Avec le projet de taxe GAFA (acronyme qui désigne Google, Apple, Facebook et Amazon), le gouvernement français, notamment par la voix de son ministre de l'Économie Bruno Le Maire - soutenu par plusieurs de ses homologues européens - semble aujourd'hui déterminé à contraindre les grandes multinationales du numérique à mieux contribuer à l'impôt, quitte à assumer un certain isolement. Aux États-Unis, certains élus démocrates vont même plus loin : ils prônent désormais un démantèlement pur et simple, considérant que la menace dépasse largement l'évasion fiscale et sape l'économie réelle, voire la démocratie. Pourtant, cette super puissance des grandes entreprises qui menace les États n'est pas vraiment un phénomène récent.

Au début des années 1980, le cinéaste Henri Verneuil réalisait « Mille milliards de dollars », un film qui brossait une critique acerbe des pratiques des firmes multinationales (FMN) et dénonçait leur pouvoir grandissant. Le trait était certes appuyé, souvent approximatif, mais pas caricatural. L'intention était de donner à voir la menace d'un capitalisme globalisé et certains mécanismes aussi discrets que redoutablement efficaces. Dans le scénario, le protagoniste, un journaliste incarné par Patrick Dewaere, s'inquiétait ainsi :

« En 1968, pour faire un chiffre d'affaires annuel de mille milliards de dollars, il fallait prendre les 6 000 premières sociétés du monde. En 1978, elles n'étaient plus que 50, aujourd'hui elles sont 30, demain elles seront 5 peut-être. Et à la limite pourquoi pas une ».

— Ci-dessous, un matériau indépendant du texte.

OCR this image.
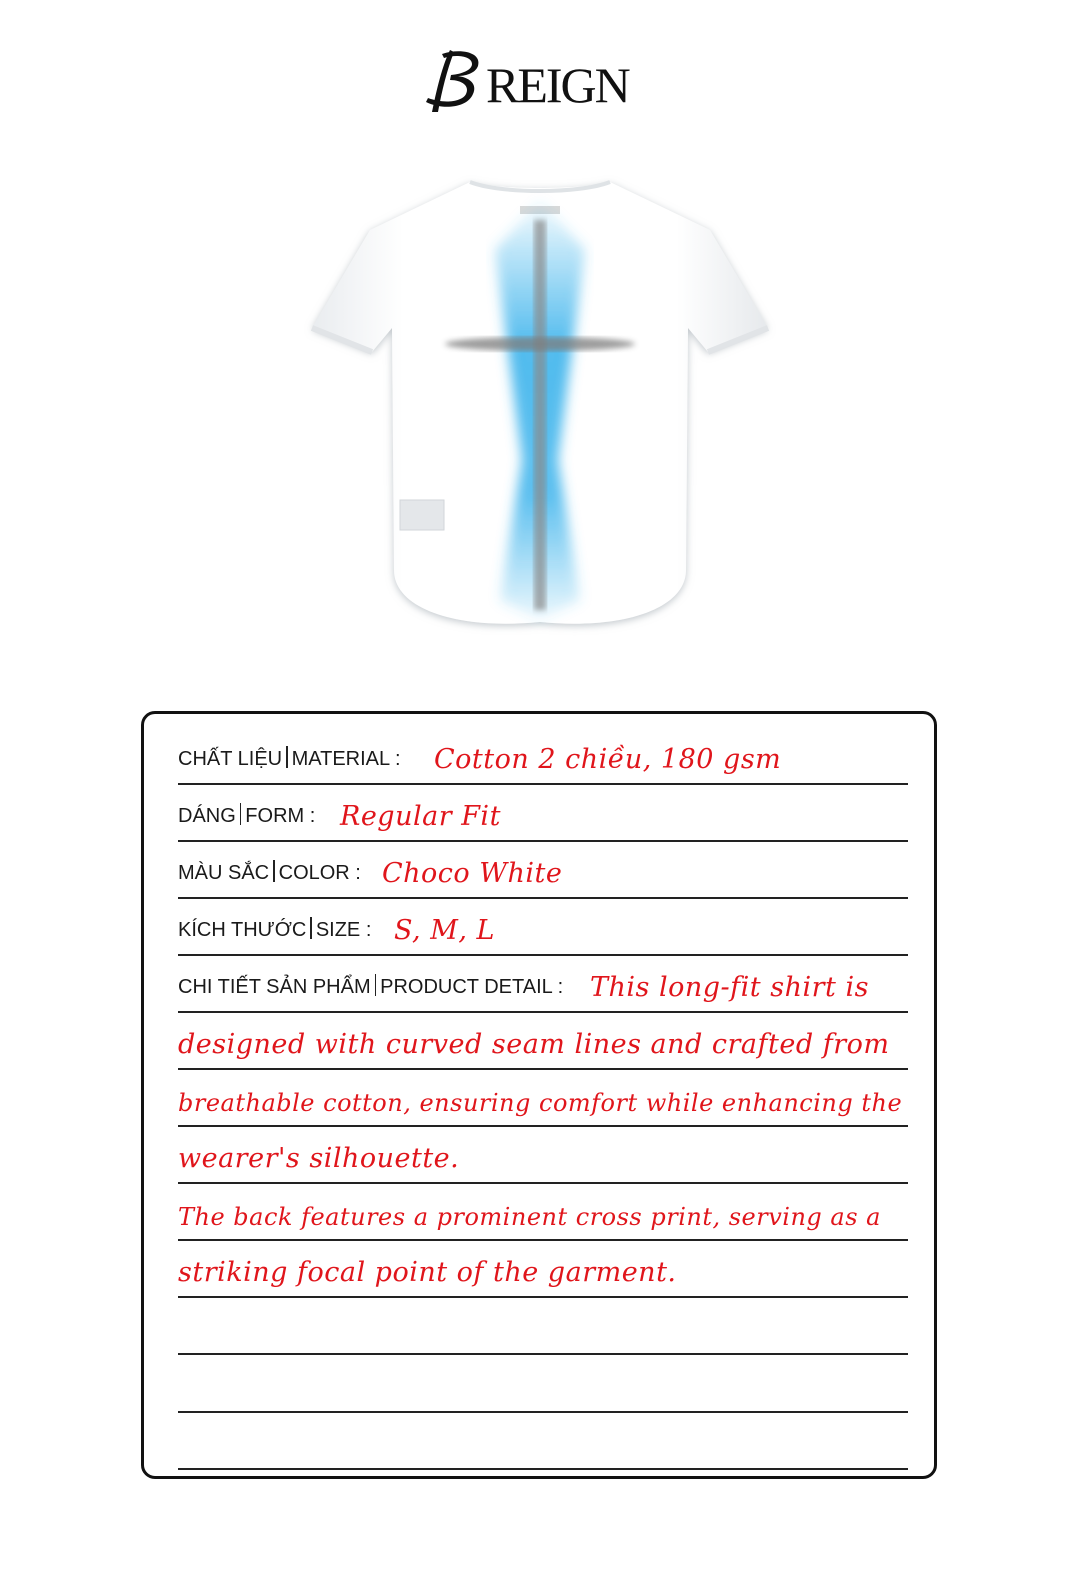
REIGN
CHẤT LIỆU MATERIAL : Cotton 2 chiều, 180 gsm
DÁNG FORM : Regular Fit
MÀU SẮC COLOR : Choco White
KÍCH THƯỚC SIZE : S, M, L
CHI TIẾT SẢN PHẨM PRODUCT DETAIL : This long-fit shirt is
designed with curved seam lines and crafted from
breathable cotton, ensuring comfort while enhancing the
wearer's silhouette.
The back features a prominent cross print, serving as a
striking focal point of the garment.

La question sous-jacente concernait bien entendu la nature du contre-pouvoir à opposer à ces acteurs privés devenus plus puissants que des États.

Près de 35 ans plus tard, cette prédiction s'est réalisée. En 2017, il suffisait effectivement de seulement trois FMN pour concentrer ces fameux mille milliards de dollars de chiffre d'affaires, et seulement 10 si on veut compter en dollars constants de 1982. De toute évidence, le signal d'alarme tiré par Henri Verneuil n'a pas réussi à enrayer le phénomène, ni dans le monde ni en France où au contraire il s'est développé plus qu'ailleurs.

Pour ne prendre que le secteur bancaire, les citoyens ont appris à connaître avec la crise de 2008 le concept de banque systémique, ces banques d'une taille telle qu'un simple défaut de paiement pourrait emporter tout le système. Or, dans cette liste qui comprend 29 établissements, quatre sont français, soit 14 %.

Concurrence fiscale

Face à la montée en puissance des FMN, les États sont entrés en concurrence les uns avec les autres. Et plus les entreprises grossissaient, moins elles payaient d'impôt. L'une des scènes culte du film de Verneuil montre une revue budgétaire surréaliste pendant laquelle le patron d'une des filiales européennes du groupe GTI est mis publiquement sur le grill compte tenu de ses résultats jugés décevants. L'explication tourne à la « leçon de management ». Le président prend le temps d'expliquer le mécanisme des prix de transferts intragroupe, qui permet de constater les bénéfices là où ils sont le moins taxés et diminuer ainsi l'impôt (voir extrait ci-dessous).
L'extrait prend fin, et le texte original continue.